A não ser que a guerra volte a sacudir os muros de Constantinopla e destrua a enorme estrutura de silhares e tijolos, os tesouros bizantinos e muçulmanos que ela guarda (sem esquecer da pichação viking em um parapeito) continuarão ali. Além do mais, até o momento, Erdoğan mostrou que é somente um político conservador, nostálgico dos tempos dos sultões, autoritário e apegado ao poder. Pode não ser bom para a democracia, mas ainda assim é muito longe de um terrorista do Taliban que põe abaixo estátuas gigantes de Buda no Afeganistão (que, aliás, eram da mesma época da Santa Sofia). Sim, houve atentados em Sultanahmet, o centro histórico de Istambul, nos anos recentes. Mas aí, infelizmente, temos um cenário de medo e paranoia comum a outras metrópoles também.

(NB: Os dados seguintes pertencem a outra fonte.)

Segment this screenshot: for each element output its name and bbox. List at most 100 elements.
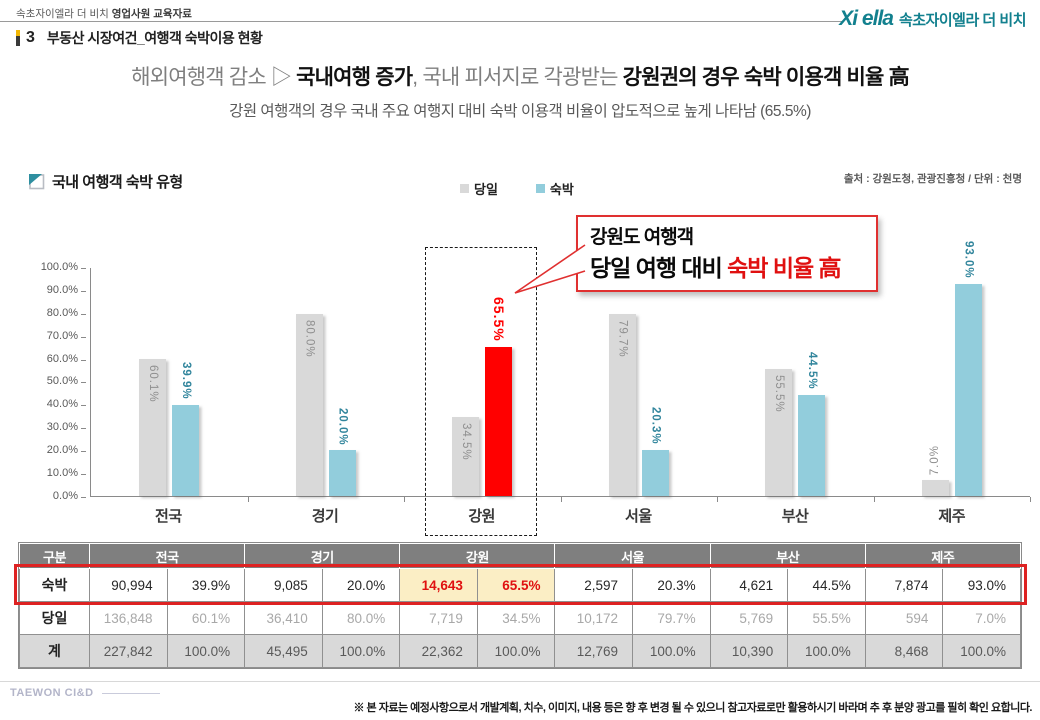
chart-column-gyeonggi: 80.0% 20.0% — [248, 268, 405, 502]
cell: 93.0% — [942, 568, 1021, 602]
cell: 100.0% — [632, 634, 711, 668]
cell: 5,769 — [709, 601, 789, 635]
y-tick: 10.0% — [18, 467, 86, 479]
table-header-gubun: 구분 — [19, 543, 90, 569]
bar-sukbak-seoul: 20.3% — [641, 407, 669, 496]
cell: 2,597 — [554, 568, 634, 602]
bar-chart-plot: 60.1% 39.9% 80.0% 20.0% 34.5% 65.5% 79.7… — [90, 241, 1031, 502]
cell: 79.7% — [632, 601, 711, 635]
bar-label: 93.0% — [962, 241, 975, 279]
cell: 100.0% — [942, 634, 1021, 668]
cell: 100.0% — [476, 634, 556, 668]
section-title-text: 부동산 시장여건_여행객 숙박이용 현황 — [46, 30, 263, 46]
cell: 227,842 — [89, 634, 168, 668]
cell: 60.1% — [166, 601, 246, 635]
cell: 100.0% — [787, 634, 866, 668]
gangwon-highlight-dashed-box — [425, 247, 537, 536]
y-axis: 100.0% 90.0% 80.0% 70.0% 60.0% 50.0% 40.… — [0, 261, 86, 502]
chart-source: 출처 : 강원도청, 관광진흥청 / 단위 : 천명 — [843, 173, 1022, 185]
footer-disclaimer: ※ 본 자료는 예정사항으로서 개발계획, 치수, 이미지, 내용 등은 향 후… — [353, 702, 1032, 714]
y-tick: 30.0% — [18, 421, 86, 433]
y-tick: 60.0% — [18, 353, 86, 365]
header-divider — [0, 21, 843, 22]
x-axis-labels: 전국 경기 강원 서울 부산 제주 — [90, 505, 1030, 526]
callout-line2: 당일 여행 대비 숙박 비율 高 — [590, 249, 864, 283]
y-tick: 50.0% — [18, 375, 86, 387]
chart-title: 국내 여행객 숙박 유형 — [52, 174, 183, 191]
table-header-jeonguk: 전국 — [88, 543, 246, 569]
cell: 4,621 — [709, 568, 789, 602]
row-label: 계 — [19, 634, 90, 668]
bar-dangil-gangwon: 34.5% — [452, 417, 480, 496]
chart-section: 국내 여행객 숙박 유형 당일 숙박 출처 : 강원도청, 관광진흥청 / 단위… — [0, 165, 1040, 550]
legend-swatch-sukbak — [535, 184, 545, 193]
cell: 55.5% — [787, 601, 866, 635]
cell: 44.5% — [787, 568, 866, 602]
y-tick: 0.0% — [18, 490, 86, 502]
footer-brand: TAEWON CI&D — [10, 687, 160, 699]
document-label-bold: 영업사원 교육자료 — [111, 8, 192, 20]
cell: 594 — [864, 601, 944, 635]
headline-part3: , 국내 피서지로 각광받는 — [412, 66, 623, 89]
table-header-jeju: 제주 — [864, 543, 1022, 569]
legend-item-sukbak: 숙박 — [535, 179, 574, 198]
cell-highlight: 14,643 — [399, 568, 478, 602]
headline-part2: 국내여행 증가 — [296, 66, 413, 89]
table-row-sukbak: 숙박 90,994 39.9% 9,085 20.0% 14,643 65.5%… — [19, 568, 1021, 602]
document-label: 속초자이엘라 더 비치 영업사원 교육자료 — [16, 6, 192, 21]
bar-dangil-jeju: 7.0% — [921, 445, 949, 496]
chart-column-jeju: 7.0% 93.0% — [874, 241, 1031, 502]
cell: 34.5% — [476, 601, 556, 635]
cell: 90,994 — [89, 568, 168, 602]
brand-logo-mark: Xi ella — [839, 7, 894, 30]
section-marker-icon — [16, 30, 20, 46]
table-row-dangil: 당일 136,848 60.1% 36,410 80.0% 7,719 34.5… — [19, 601, 1021, 635]
cell: 10,172 — [554, 601, 634, 635]
row-label: 숙박 — [19, 568, 90, 602]
y-tick: 100.0% — [18, 261, 86, 273]
y-tick: 40.0% — [18, 398, 86, 410]
bar-label: 7.0% — [929, 444, 942, 476]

Portanto, se as medidas tomadas continuarem nesse rumo, as coisas não devem mudar tanto para os visitantes. Horários mais restritos e novas normas de conduta a seguir, comuns a quaisquer templos. E, convenhamos, colega turista, educação nada tem a ver com religião. Tentar falar baixo, tirar o boné, desligar o flash quando solicitado é de bom tom e mostra respeito aos anfitriões e aos outros visitantes.
Uma preocupação que percorre as redes sociais diz respeito ao valor simbólico do edifício para todo o mundo. "Não é um tesouro dos turcos ou do Islã, mas de todo o mundo" e outros blablablás. Ora, tal qual a Catedral de Cusco, a Mesquita Real de Isfahan, Prambanan, Angkor Wat ou a Basílica de São Pedro.
Santa Sofia continuará sendo patrimônio da humanidade. Queiram Erdoğan e a Unesco ou não.